Indiana Democrats split on transgender athlete ban
Some Democrats in Indiana and across the country are starting to walk back from the party's stances on transgender rights — positions once embraced on principle but now increasingly seen as political liabilities.
Why it matters: The reversal follows the 2024 campaign, during which the Trump team spent millions on ads targeting transgender women and girls in sports and criticizing Democratic nominee Kamala Harris' stance. At the same time, national party leaders are punting trans rights to local communities.
The political effects are trickling down, and advocates fear for LGBTQ+ communities if their longtime allies no longer have the political will to stand with them.
Driving the news: Statehouse Democrats split on House Bill 1041, which bans transgender girls and women from playing on women's collegiate sports teams.
Gov. Mike Braun signed the bill into law this week.
Flashback: HB 1041 expanded on a 2022 law that prohibited transgender girls from playing on K-12 girls sports teams.
Not a single Democrat supported the 2022 bill.
State of play: This year, four Democrats in the House and four in the Senate voted in favor of HB 1041.
Those who supported it were Reps. Wendy Dant Chesser, Ed DeLaney, Chuck Moseley and Tanya Pfaff and Sens. David Niezgodski, Rodney Pol, Lonnie Randolph and Greg Taylor.
"We each looked at the emails we received from our constituents," said Minority Leader Sen. Shelli Yoder (D-Bloomington), who voted against the bill. "So every person voted their district."
Yoder said transgender rights have been weaponized and turned into a political football.
"You see these political ads and the fear of the miscommunication that comes as a result of these bills, and unfortunately, that's where we've landed."
What they're saying: "This is a very difficult vote," DeLaney said during a committee hearing earlier this session. The Indianapolis Democrat voted against the 2022 legislation.
DeLaney had suggested leaving the decision to the NCAA, which had already barred transgender girls and women from female sports, but ultimately voted in favor of HB 1041. "Both … will keep males out of female sports, so on that broad principle we're in agreement," he said.
"But I'm not part of the message that we want to belittle people who are having a difficult choice in life as to what they think their sex is."

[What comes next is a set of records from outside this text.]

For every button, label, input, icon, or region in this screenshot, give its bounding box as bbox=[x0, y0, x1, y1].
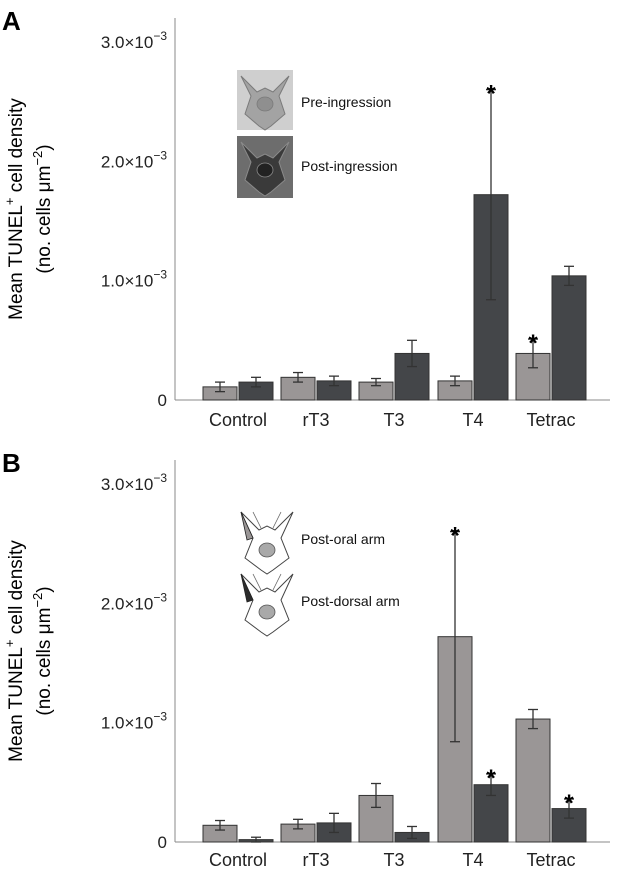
x-tick-label: Control bbox=[209, 410, 267, 430]
legend-label: Pre-ingression bbox=[301, 94, 391, 110]
significance-star: * bbox=[486, 81, 496, 108]
bar bbox=[551, 275, 587, 401]
larva-gut-shape bbox=[256, 96, 274, 112]
y-tick-label: 3.0×10−3 bbox=[101, 471, 167, 494]
y-tick-label: 0 bbox=[158, 391, 167, 410]
y-axis-label-units: (no. cells μm−2) bbox=[30, 144, 55, 273]
legend-label: Post-dorsal arm bbox=[301, 593, 400, 609]
y-axis-label: Mean TUNEL+ cell density bbox=[2, 98, 27, 320]
x-tick-label: T3 bbox=[383, 850, 404, 870]
legend-label: Post-oral arm bbox=[301, 531, 385, 547]
x-tick-label: T4 bbox=[462, 410, 483, 430]
y-tick-label: 2.0×10−3 bbox=[101, 590, 167, 613]
x-tick-label: rT3 bbox=[303, 850, 330, 870]
y-tick-label: 3.0×10−3 bbox=[101, 29, 167, 52]
highlighted-arm-shape bbox=[240, 573, 254, 603]
x-tick-label: Control bbox=[209, 850, 267, 870]
significance-star: * bbox=[486, 765, 496, 792]
larva-gut-shape bbox=[256, 162, 274, 178]
panel-b: B 0 1.0×10−3 2.0×10−3 3.0×10−3 Mean TUNEL+ ce… bbox=[2, 448, 610, 870]
larva-gut-shape bbox=[258, 542, 276, 558]
significance-star: * bbox=[564, 790, 574, 817]
legend: Pre-ingression Post-ingression bbox=[237, 70, 398, 198]
y-axis-label-units: (no. cells μm−2) bbox=[30, 586, 55, 715]
x-tick-label: T3 bbox=[383, 410, 404, 430]
significance-star: * bbox=[450, 523, 460, 550]
panel-letter: A bbox=[2, 6, 21, 36]
y-tick-label: 2.0×10−3 bbox=[101, 148, 167, 171]
x-tick-label: rT3 bbox=[303, 410, 330, 430]
y-tick-label: 1.0×10−3 bbox=[101, 710, 167, 733]
y-tick-label: 1.0×10−3 bbox=[101, 268, 167, 291]
legend: Post-oral arm Post-dorsal arm bbox=[240, 511, 400, 637]
x-tick-label: Tetrac bbox=[526, 410, 575, 430]
larva-gut-shape bbox=[258, 604, 276, 620]
significance-star: * bbox=[528, 330, 538, 357]
x-tick-label: T4 bbox=[462, 850, 483, 870]
y-tick-label: 0 bbox=[158, 833, 167, 852]
highlighted-arm-shape bbox=[240, 511, 254, 541]
x-tick-label: Tetrac bbox=[526, 850, 575, 870]
panel-a: A 0 1.0×10−3 2.0×10−3 3.0×10−3 Mean TUNEL+ ce… bbox=[2, 6, 610, 430]
bar bbox=[515, 718, 551, 843]
legend-label: Post-ingression bbox=[301, 158, 398, 174]
panel-letter: B bbox=[2, 448, 21, 478]
y-axis-label: Mean TUNEL+ cell density bbox=[2, 540, 27, 762]
larva-inner-arms bbox=[252, 573, 282, 591]
larva-inner-arms bbox=[252, 511, 282, 529]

Zoom in: IYG, an Indianapolis-based nonprofit, said in a statement it was "deeply disturbed by the advancement of legislation targeting LGBTQ+ Hoosiers, particularly transgender individuals, with bipartisan support."
"It's very disappointing," Zoe O'Haillin-Berne, IYG's director of engagement, told Axios. "It sends a message to our young people that they weren't worth fighting for, and that's devastating."
O'Haillin-Berne said she's afraid Indiana could see a backslide in rights for the wider queer community.
The big picture: Some top Democrats nationally have drifted rightward in an apparent attempt to make sense of the 2024 election losses.
Rahm Emanuel — former Chicago mayor and U.S. ambassador to Japan, who has played coy about a 2028 White House run — told Axios: "Some kids in the classroom are debating which pronouns apply, and the rest of the class doesn't know what a pronoun is. That's a crisis."
In a conversation with right-wing influencer Charlie Kirk on California Gov. Gavin Newsom's podcast, Newsom contended that trans athletes competing in girls' and women's sports was "deeply unfair."
The other side: The Human Rights Campaign and other LGBTQ+ advocacy groups called on the Democratic Party "to do more" to stand up for LGBTQ+ rights.